Nicolas Huet
Nicolas Huet

Reputation: 3

Bug with ' * ' as argument

I'm a beginner and try to learn some c. I make a program to learn the pointer on functions in with I give 3 arguments to the program at launch: an int, an operator and another int. Everything works fine with %, -, +, and /. But for * I have a very weird bug. After a lot of write() everywhere to find where it starts to bug, I find that it is at the very beginning: when I display argv[2][0], it display the good char for everything exept for the * where it shows "Makefile"... I really don't understand this issue and I don't find anything related to * and arguments bugs. I don't even bug on the pointers or other thing since it's from the start.

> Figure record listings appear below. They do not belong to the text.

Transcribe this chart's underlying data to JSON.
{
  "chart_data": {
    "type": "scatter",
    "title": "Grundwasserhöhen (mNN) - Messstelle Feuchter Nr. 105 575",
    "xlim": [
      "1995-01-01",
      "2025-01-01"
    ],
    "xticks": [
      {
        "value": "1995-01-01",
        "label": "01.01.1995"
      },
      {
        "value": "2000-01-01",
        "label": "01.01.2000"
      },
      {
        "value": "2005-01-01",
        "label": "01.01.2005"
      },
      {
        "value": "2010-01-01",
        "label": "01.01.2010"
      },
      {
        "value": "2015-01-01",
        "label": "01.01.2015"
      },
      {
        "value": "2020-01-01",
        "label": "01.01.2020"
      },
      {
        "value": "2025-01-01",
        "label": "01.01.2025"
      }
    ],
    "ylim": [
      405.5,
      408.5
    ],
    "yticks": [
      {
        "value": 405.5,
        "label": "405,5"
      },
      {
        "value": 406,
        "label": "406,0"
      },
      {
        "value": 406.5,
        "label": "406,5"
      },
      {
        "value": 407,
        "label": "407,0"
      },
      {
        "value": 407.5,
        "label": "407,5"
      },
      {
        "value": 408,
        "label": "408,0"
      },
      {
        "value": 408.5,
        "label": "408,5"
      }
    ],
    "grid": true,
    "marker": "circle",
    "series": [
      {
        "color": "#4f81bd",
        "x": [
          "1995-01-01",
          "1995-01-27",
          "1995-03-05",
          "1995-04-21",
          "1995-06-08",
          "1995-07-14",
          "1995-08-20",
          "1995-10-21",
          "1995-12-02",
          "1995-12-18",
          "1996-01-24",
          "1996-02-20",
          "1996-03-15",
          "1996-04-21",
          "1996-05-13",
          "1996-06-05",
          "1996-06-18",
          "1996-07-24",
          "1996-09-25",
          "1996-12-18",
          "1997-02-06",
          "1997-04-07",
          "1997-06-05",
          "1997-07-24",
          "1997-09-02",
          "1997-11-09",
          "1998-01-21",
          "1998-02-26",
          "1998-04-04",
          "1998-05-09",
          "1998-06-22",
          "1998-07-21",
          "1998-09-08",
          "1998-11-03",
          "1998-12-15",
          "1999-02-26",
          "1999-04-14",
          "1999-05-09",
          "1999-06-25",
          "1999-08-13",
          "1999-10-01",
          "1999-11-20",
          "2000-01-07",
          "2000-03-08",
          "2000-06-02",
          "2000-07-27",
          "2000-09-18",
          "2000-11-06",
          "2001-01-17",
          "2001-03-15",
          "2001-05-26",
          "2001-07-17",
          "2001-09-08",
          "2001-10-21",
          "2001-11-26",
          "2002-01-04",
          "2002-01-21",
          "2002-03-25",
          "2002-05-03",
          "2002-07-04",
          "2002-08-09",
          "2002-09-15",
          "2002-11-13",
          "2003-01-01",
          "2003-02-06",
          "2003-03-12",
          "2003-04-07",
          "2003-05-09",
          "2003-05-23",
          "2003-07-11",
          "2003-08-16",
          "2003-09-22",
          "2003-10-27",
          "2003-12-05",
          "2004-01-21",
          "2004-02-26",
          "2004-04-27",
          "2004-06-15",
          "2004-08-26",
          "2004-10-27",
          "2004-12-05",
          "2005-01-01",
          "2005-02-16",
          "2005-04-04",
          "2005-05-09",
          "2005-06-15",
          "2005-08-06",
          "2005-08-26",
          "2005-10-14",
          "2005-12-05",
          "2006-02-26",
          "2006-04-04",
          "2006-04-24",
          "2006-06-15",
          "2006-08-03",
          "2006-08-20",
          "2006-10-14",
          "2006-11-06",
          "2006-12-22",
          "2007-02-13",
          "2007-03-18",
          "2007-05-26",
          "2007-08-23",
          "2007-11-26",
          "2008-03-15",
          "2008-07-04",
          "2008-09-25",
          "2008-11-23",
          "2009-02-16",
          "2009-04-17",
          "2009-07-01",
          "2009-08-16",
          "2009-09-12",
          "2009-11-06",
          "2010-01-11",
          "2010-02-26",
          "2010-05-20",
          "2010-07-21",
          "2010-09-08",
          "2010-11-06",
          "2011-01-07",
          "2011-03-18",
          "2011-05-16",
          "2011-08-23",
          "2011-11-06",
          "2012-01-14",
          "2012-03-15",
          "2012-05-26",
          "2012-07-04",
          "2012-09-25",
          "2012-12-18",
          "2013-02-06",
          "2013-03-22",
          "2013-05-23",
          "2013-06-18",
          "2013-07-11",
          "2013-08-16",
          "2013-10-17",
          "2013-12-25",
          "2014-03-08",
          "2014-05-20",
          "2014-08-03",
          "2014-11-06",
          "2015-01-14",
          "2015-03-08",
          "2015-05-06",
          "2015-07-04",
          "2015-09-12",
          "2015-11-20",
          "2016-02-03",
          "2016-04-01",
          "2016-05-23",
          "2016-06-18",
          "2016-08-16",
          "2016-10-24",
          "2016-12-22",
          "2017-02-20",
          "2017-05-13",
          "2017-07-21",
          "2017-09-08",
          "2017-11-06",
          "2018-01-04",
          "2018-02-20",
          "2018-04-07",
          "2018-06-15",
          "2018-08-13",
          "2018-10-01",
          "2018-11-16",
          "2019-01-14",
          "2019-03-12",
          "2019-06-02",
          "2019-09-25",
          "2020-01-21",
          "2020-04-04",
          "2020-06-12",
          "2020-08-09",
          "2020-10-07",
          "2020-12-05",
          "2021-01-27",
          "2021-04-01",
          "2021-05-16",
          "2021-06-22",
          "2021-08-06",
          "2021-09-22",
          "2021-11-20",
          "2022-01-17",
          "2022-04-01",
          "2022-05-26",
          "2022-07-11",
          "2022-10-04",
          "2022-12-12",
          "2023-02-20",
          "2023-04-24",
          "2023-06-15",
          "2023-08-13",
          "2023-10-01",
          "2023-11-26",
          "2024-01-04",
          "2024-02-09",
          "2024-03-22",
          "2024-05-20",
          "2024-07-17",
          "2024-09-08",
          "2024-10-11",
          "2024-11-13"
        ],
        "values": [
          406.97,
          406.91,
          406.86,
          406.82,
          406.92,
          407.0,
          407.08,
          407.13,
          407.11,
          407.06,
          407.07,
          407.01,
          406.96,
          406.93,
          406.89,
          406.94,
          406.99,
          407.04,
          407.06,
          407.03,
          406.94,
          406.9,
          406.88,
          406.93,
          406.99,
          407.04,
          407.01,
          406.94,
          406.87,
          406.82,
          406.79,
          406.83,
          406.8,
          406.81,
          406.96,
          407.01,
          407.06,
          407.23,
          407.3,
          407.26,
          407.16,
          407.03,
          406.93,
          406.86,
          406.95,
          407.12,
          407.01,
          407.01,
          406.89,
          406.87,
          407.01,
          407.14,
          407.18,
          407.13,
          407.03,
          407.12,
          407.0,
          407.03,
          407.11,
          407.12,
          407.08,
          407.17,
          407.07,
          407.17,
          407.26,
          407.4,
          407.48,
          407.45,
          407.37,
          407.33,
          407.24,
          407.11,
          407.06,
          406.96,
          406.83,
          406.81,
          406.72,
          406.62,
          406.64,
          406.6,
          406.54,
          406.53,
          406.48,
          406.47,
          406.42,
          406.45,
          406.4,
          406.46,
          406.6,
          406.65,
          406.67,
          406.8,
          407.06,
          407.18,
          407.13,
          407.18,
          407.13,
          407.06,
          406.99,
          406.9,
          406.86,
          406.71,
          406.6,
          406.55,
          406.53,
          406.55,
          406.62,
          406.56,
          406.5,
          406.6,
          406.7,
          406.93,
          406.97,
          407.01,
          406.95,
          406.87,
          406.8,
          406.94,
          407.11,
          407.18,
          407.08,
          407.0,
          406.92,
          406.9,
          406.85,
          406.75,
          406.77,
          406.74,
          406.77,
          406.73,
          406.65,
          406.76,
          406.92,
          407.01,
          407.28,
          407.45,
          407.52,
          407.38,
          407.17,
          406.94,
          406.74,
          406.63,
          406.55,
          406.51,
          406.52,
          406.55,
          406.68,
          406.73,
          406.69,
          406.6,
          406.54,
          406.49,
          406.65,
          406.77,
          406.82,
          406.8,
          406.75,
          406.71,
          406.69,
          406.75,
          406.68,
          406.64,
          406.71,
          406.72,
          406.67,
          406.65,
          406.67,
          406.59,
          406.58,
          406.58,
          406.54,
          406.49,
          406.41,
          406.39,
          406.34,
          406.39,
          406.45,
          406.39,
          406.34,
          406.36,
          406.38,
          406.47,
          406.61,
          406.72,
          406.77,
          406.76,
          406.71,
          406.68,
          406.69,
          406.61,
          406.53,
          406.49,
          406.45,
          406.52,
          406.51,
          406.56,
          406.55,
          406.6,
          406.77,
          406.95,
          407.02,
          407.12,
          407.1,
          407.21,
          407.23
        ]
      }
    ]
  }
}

Here is the start of the code so you can see:

#include"header.h"

void    ft_putchar(char c)
{
    write(1, &c, 1);
}

void    ft_putstr(char *str)
{
    int i;

    i = 0;
    while (str[i] != '\0')
    {
        ft_putchar(str[i]);
        i++;
    }
}

int main(int argc, char **argv)
{
    int a;
    int b;
    char    operator;

    ft_putchar(argv[2]); //here it shows "Makefile"...

And some output: ( first the char representation, then the number of chars, then another time the char representation but further away in the code and then the result, * is always 0 because it just quit the main after not following any conditions next)

➜  exercice05 ./ft_op 100 / 5
/1/20
➜  exercice05 ./ft_op 100 + 5
+1+105
➜  exercice05 ./ft_op 100 - 5
-1-95
➜  exercice05 ./ft_op 100 % 5
%1%0
➜  exercice05 ./ft_op 100 * 5
Makefile80

The bug is so strange I can only imagine it's something obvious but I'm clueless right now to find it. I do have a Makefile in my dir but I really don't see where would be the problem. I'm on macOS Catalina, tried on bash and zsh, same result. Just in case here is the makefile :

TARGET = ft_op
SRC = $(wildcard *.c)
OBJ = $(SRC:.c =.o)
FLAG = -Wall -Wextra -Werror
CC = gcc

$(TARGET): $(OBJ)
    $(CC) $(FLAG) $^  -o $@

.PHONY: clean fclean

clean:
    rm -f *.o
fclean: clean
    rm -f $(TARGET)

Thank you

Upvotes: 0

Views: 59

Answers (1)

Your C program isn't getting * as an argument, because your shell is expanding it first. You need to use it as '*' or \* when you call your program: exercice05 ./ft_op 100 '*' 5 or exercice05 ./ft_op 100 \* 5

Compare the outputs of echo *, echo '*' and echo \* to make it more clear.